IV DIRETRIZ PARA USO DA MONITORAÇÃO AMBULATORIAL DA PRESSÃO ARTERIAL (MAPA)
E II DIRETRIZ PARA USO DA MONITORAÇÃO RESIDENCIAL DA PRESSÃO ARTERIAL (MRPA)

» IV Diretriz de MAPA e II Diretriz de MRPA - 2005


Um método eficiente de medir a pressão
É muito comum ouvirmos alguém dizer: "o médico tirou minha pressão". Apesar de soar bem aos nossos ouvidos, essa expressão não é adequada.

MAPA - Monitorização Ambulatorial de Pressão Arterial

Antes de qualquer coisa, é bom lembrar que pressão arterial é a força que o coração exerce para impulsionar o sangue nas artérias. Portanto, toda pessoa viva tem pressão arterial. Logo, é no mínimo estranho alguém ir até o médico "tirar" sua pressão. O termo correto seria medir a pressão.
Existem vários aparelhos utilizados para medir a pressão arterial. O mais conhecido deles é o esfigmomanômetro, que consiste em um pequeno mostrador acoplado a uma braçadeira, inflada por uma bombinha de ar. Este é o aparelho mais conhecido, mas é um modelo que precisa de reparos constantes.
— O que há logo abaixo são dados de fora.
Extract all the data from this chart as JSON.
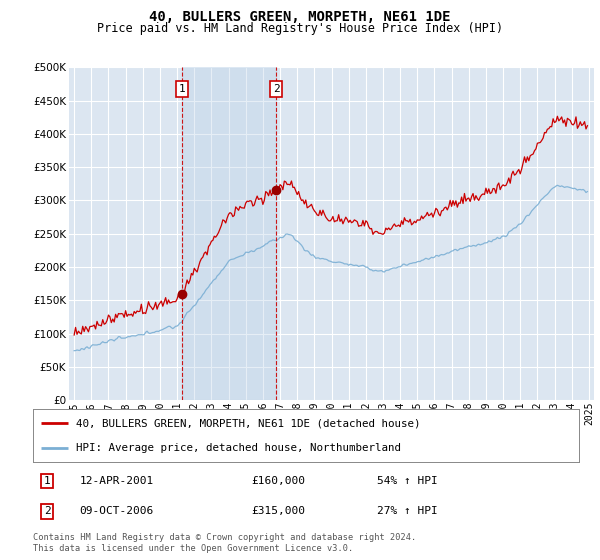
{
  "title": "40, BULLERS GREEN, MORPETH, NE61 1DE",
  "subtitle": "Price paid vs. HM Land Registry's House Price Index (HPI)",
  "legend_line1": "40, BULLERS GREEN, MORPETH, NE61 1DE (detached house)",
  "legend_line2": "HPI: Average price, detached house, Northumberland",
  "footnote": "Contains HM Land Registry data © Crown copyright and database right 2024.\nThis data is licensed under the Open Government Licence v3.0.",
  "sale1_label": "1",
  "sale1_date": "12-APR-2001",
  "sale1_price": "£160,000",
  "sale1_hpi": "54% ↑ HPI",
  "sale2_label": "2",
  "sale2_date": "09-OCT-2006",
  "sale2_price": "£315,000",
  "sale2_hpi": "27% ↑ HPI",
  "hpi_color": "#7bafd4",
  "price_color": "#cc0000",
  "sale_marker_color": "#990000",
  "background_color": "#dce6f1",
  "shade_color": "#c5d8ee",
  "grid_color": "#ffffff",
  "ylim": [
    0,
    500000
  ],
  "yticks": [
    0,
    50000,
    100000,
    150000,
    200000,
    250000,
    300000,
    350000,
    400000,
    450000,
    500000
  ],
  "sale1_x": 2001.28,
  "sale2_x": 2006.78,
  "xlim_left": 1994.7,
  "xlim_right": 2025.3
}
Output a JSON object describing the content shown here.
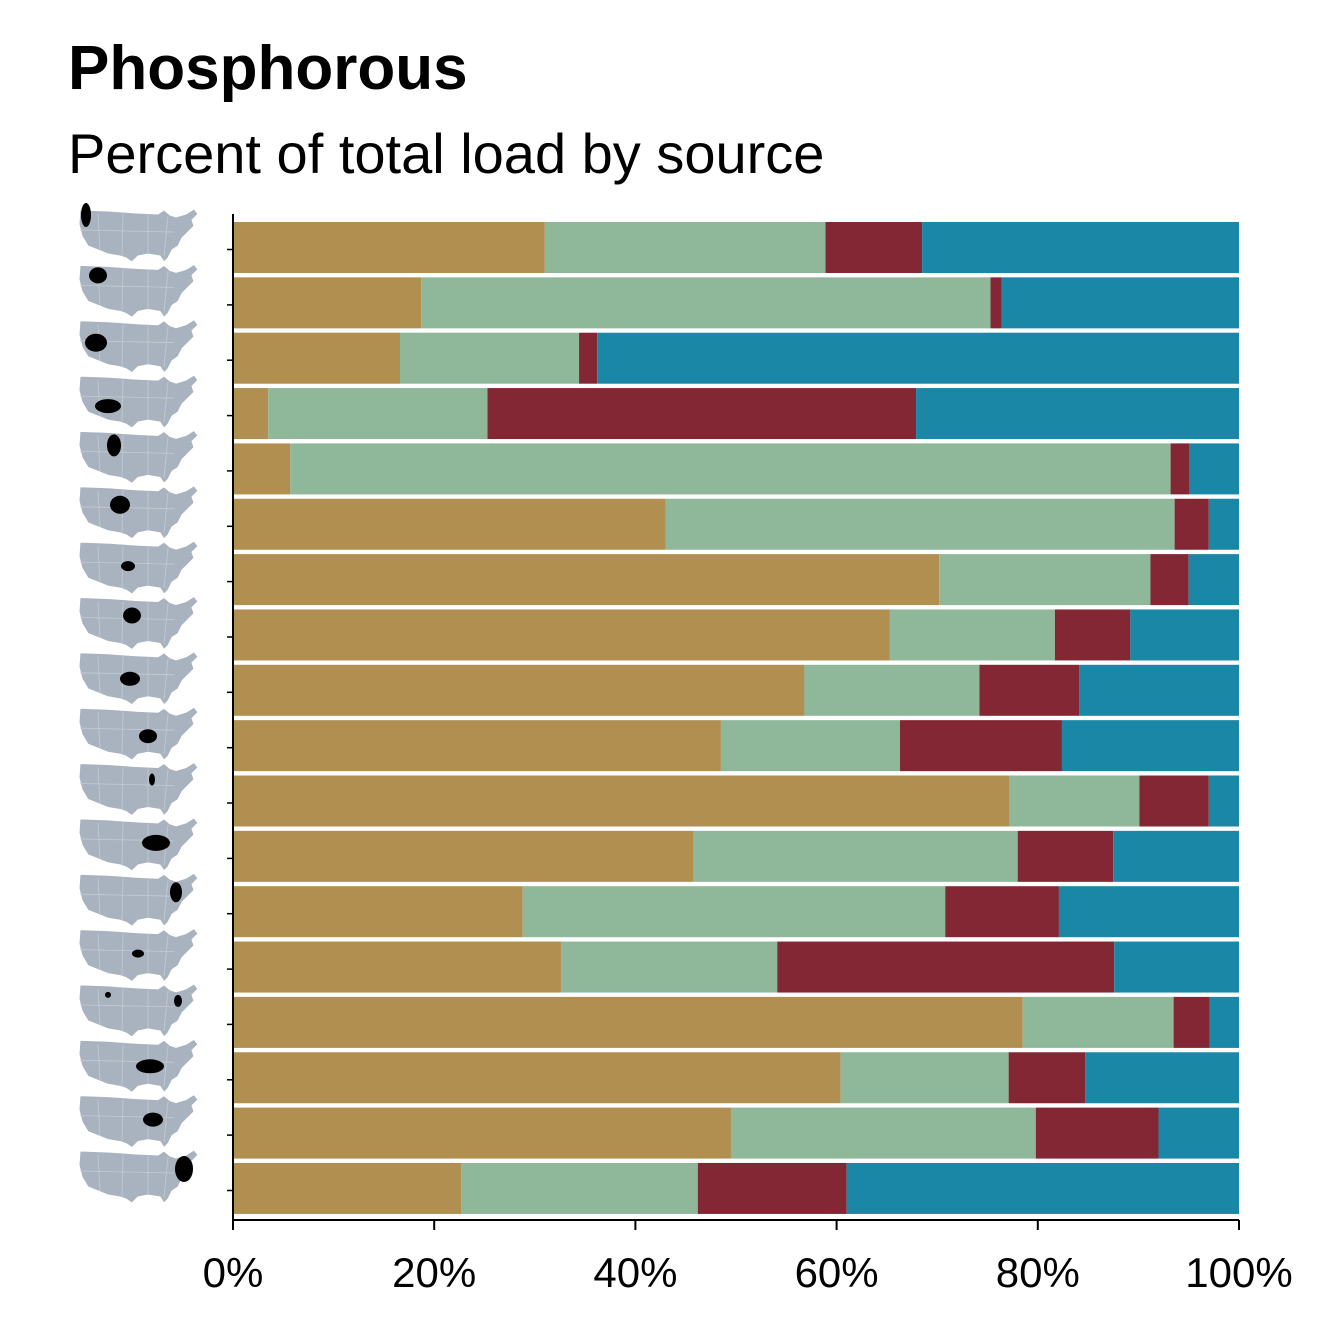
{
  "title": "Phosphorous",
  "subtitle": "Percent of total load by source",
  "chart_data": {
    "type": "bar",
    "orientation": "horizontal",
    "stacked": true,
    "title": "Phosphorous",
    "subtitle": "Percent of total load by source",
    "xlim": [
      0,
      100
    ],
    "x_ticks": [
      "0%",
      "20%",
      "40%",
      "60%",
      "80%",
      "100%"
    ],
    "row_icon": "us-map-region-icon",
    "colors": [
      "#b08f50",
      "#8fb89a",
      "#832735",
      "#1a87a6"
    ],
    "series": [
      {
        "values": [
          31.0,
          18.7,
          16.6,
          3.5,
          5.7,
          43.0,
          70.2,
          65.3,
          56.8,
          48.5,
          77.2,
          45.8,
          28.8,
          32.6,
          78.5,
          60.4,
          49.5,
          22.7
        ]
      },
      {
        "values": [
          27.9,
          56.6,
          17.8,
          21.8,
          87.5,
          50.6,
          21.0,
          16.4,
          17.4,
          17.8,
          12.9,
          32.2,
          42.0,
          21.5,
          15.0,
          16.7,
          30.3,
          23.5
        ]
      },
      {
        "values": [
          9.6,
          1.1,
          1.8,
          42.6,
          1.9,
          3.4,
          3.8,
          7.5,
          9.9,
          16.1,
          6.9,
          9.5,
          11.3,
          33.5,
          3.6,
          7.6,
          12.2,
          14.8
        ]
      },
      {
        "values": [
          31.5,
          23.6,
          63.8,
          32.1,
          4.9,
          3.0,
          5.0,
          10.8,
          15.9,
          17.6,
          3.0,
          12.5,
          17.9,
          12.4,
          2.9,
          15.3,
          8.0,
          39.0
        ]
      }
    ]
  }
}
Nesta seção, vamos tratar da Monitorização Ambulatorial de Pressão Arterial – ou MAPA. Apesar de ser o método mais comum, a medição feita nos consultórios médicos usando-se o esfigmomamômetro vêm sendo questionada há algum tempo. O simples fato de o paciente estar nesse ambiente pode ser um fator responsável pelo aumento da pressão, o chamado fenômeno da "hipertensão do avental branco". Além disso, outros problemas rondam a medida da pressão, como por exemplo a manutenção deficiente do aparelho e o posicionamento do paciente.
Com o intuito de resolver esta falha, foi criado a MAPA, um método que consiste em um kit de medição que fica acoplado ao corpo do paciente durante 24 horas. Automaticamente, o aparelho vai medindo a pressão da pessoa de quinze em quinze minutos, enquanto ela faz suas tarefas diárias e até durante o sono. Assim, o médico tem uma espécie de diário da pressão de seus pacientes, com todas as alterações sofridas durante um certo período.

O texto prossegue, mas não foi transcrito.